Scenario 2: Agritourism Activity Liability 

Question: Andrew owns and operates a beef cattle operation. Andrew’s friend Betty, a biology teacher at the local high school, persuades Andrew to let her class visit Andrew’s farm to learn about crossbreeding applications in a real-life setting. Although hosting visitors to his farm isn’t part of his regular business activities, Andrew agrees to host the class on a volunteer basis. Andrew figures that he doesn’t need to post the statutory warning notice, but he does brief his visitors on the risks they face while visiting his farm and has each of the students sign a waiver containing the warning notice language. During the guided tour, Chuck, the star high school quarterback, sneaks away with some friends. To show off his stellar quarterbacking skills, Chuck gets behind a cow as if to receive a snap. The cow, who is usually docile, has no interest in being Chuck’s center and gives him a swift kick, breaking Chuck’s kneecap and ruining his prospects for a college football scholarship. Chuck sues Andrew for damages, claiming that since Andrew didn’t post the statutory notice, the statutory Agritourism Activity Liability protection doesn’t apply. Is Chuck correct, or is Andrew protected by the statute?

Answer: This scenario addresses the question of compliance with Virginia Code Chapter 64, Title 3.2. Under Section 3.2-6402(A), every agritourism professional must post and maintain signs that contain the following notice:

“WARNING” or “ATTENTION” followed by “Under Virginia law, there is no liability for an injury to or death of a participant in an agritourism activity conducted at this agritourism location if such injury or death results from the inherent risks of the agritourism activity. Inherent risks of agritourism activities include, among others, risks of injury inherent to land, equipment, and animals, as well as the potential for you to act in a negligent manner that may contribute to your injury or death. You are assuming the risk of participating in this agritourism activity.”

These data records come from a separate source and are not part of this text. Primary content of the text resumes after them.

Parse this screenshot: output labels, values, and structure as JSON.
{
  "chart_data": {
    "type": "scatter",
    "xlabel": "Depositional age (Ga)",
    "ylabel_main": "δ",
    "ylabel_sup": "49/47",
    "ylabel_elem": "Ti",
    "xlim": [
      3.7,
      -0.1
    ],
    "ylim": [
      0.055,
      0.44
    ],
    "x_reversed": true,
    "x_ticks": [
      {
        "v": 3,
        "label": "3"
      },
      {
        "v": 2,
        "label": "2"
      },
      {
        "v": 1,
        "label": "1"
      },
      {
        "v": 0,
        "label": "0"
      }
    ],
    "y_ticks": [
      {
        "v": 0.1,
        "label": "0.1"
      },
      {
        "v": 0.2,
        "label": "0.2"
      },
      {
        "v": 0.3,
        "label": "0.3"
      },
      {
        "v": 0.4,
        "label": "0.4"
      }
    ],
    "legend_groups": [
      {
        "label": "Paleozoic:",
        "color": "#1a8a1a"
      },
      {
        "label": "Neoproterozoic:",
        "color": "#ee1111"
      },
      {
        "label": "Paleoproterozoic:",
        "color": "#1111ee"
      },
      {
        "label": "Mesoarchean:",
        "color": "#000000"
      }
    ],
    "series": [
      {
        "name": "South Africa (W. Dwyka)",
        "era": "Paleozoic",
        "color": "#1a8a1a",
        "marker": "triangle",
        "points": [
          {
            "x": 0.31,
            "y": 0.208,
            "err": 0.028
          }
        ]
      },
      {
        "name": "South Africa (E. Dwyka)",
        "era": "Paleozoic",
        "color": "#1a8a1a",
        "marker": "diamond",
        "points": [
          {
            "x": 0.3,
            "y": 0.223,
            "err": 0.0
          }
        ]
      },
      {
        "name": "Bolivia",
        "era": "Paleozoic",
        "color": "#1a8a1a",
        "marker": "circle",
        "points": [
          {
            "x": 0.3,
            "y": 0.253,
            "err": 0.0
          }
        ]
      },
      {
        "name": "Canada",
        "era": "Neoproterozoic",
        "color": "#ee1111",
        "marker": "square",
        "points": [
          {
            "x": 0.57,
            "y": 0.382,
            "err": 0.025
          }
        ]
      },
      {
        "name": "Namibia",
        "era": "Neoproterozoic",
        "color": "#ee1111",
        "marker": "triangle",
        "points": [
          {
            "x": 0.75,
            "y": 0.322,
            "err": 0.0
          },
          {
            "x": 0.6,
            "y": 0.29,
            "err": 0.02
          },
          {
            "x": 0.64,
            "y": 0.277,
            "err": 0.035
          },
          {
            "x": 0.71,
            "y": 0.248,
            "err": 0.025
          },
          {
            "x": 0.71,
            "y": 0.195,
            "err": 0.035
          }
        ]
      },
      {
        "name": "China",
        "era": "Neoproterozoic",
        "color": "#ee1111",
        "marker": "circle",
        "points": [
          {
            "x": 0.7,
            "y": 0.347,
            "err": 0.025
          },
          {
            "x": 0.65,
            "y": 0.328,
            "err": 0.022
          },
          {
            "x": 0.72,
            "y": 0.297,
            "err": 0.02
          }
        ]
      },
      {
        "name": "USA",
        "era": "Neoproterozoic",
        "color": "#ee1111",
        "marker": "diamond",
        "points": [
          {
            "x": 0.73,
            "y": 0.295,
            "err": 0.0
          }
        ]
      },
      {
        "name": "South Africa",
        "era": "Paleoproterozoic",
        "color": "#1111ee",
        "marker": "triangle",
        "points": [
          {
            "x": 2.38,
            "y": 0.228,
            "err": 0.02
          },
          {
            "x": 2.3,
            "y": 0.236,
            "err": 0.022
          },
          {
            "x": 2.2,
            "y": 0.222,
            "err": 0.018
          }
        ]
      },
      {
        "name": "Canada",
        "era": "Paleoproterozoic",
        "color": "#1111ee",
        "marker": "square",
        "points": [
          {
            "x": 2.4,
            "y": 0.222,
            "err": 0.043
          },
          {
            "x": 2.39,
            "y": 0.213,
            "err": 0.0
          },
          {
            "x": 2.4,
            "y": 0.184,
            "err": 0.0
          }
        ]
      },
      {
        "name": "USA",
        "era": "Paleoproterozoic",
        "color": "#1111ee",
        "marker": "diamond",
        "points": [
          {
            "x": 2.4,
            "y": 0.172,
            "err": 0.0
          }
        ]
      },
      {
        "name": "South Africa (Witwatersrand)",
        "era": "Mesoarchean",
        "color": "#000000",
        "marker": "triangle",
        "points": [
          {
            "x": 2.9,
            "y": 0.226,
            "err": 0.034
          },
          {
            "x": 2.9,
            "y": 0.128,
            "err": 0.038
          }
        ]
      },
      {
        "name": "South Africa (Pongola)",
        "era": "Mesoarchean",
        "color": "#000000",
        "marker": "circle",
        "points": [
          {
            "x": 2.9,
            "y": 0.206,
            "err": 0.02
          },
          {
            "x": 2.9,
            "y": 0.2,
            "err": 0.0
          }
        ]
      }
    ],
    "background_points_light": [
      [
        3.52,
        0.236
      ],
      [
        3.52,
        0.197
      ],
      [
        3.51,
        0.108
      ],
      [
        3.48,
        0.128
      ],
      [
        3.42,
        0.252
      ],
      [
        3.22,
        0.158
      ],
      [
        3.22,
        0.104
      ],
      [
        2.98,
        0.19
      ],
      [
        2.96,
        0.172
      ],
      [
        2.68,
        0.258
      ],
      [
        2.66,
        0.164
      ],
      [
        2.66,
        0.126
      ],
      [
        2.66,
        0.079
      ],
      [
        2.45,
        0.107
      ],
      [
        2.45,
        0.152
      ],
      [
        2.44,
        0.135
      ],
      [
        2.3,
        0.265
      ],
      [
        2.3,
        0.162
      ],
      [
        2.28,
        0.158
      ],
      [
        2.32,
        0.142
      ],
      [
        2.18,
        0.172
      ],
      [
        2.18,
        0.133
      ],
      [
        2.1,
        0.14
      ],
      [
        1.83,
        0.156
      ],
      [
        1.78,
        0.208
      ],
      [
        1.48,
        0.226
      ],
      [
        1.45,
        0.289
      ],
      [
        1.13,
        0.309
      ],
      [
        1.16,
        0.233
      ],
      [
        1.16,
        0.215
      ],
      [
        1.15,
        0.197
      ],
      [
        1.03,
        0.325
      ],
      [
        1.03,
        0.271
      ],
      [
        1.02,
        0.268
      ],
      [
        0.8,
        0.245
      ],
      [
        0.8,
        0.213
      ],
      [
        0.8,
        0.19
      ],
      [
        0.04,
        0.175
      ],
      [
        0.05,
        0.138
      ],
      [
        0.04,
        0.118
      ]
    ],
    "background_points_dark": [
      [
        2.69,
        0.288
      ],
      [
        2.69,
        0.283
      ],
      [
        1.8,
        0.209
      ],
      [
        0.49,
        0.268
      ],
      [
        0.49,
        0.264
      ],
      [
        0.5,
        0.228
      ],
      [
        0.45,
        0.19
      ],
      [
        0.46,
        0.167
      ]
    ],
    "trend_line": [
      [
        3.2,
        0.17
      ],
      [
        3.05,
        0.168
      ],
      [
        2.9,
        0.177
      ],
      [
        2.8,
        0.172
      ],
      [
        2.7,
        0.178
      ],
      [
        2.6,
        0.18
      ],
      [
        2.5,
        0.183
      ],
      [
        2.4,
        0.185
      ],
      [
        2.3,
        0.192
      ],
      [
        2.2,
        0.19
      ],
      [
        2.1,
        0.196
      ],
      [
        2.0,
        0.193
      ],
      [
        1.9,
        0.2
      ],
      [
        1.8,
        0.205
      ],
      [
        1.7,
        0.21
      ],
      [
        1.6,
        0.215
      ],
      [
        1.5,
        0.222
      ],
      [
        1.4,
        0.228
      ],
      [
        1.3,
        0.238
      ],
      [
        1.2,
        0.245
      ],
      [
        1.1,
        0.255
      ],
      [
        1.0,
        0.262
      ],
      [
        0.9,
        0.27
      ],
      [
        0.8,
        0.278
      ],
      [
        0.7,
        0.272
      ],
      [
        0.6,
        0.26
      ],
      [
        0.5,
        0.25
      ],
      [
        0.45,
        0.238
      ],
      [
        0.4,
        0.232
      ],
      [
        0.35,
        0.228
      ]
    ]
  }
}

Further, every written contract entered into by an agritourism professional for the providing of professional services, instruction, or the rental of equipment to a participant, whether or not the contract involves agritourism activities on or off the location or at the site of the agritourism activity, must contain in clearly readable print the above notice.

Section 3.2-6402(C) provides the kicker: “Failure to comply with the requirements concerning signs and notices provided in this section shall prevent an agritourism professional from invoking the privileges of immunity provided by this chapter.” Because this limitation on the agritourism professional’s liability is one created by this statute, then the statute must be complied with to receive its benefits.

In this case, Andrew failed to post the signs as required by the statute. Thus, even though he included the language on a written waiver that each student signed, Section 3.2-6402(C) will likely prevent him from asserting the protection afforded by the statute.

Practice Tip: Make sure you strictly comply with the terms of the statute. Have appropriate signs posted at the entrance to your property, where the agritourism activities are taking place, and on the waiver form that each of the participants signs.

Disclaimer: This is a hypothetical situation provided for general educational purposes and shouldn’t be relied on to resolve a specific case. As each case can turn on different facts, always consult with counsel in your jurisdiction for your specific situation.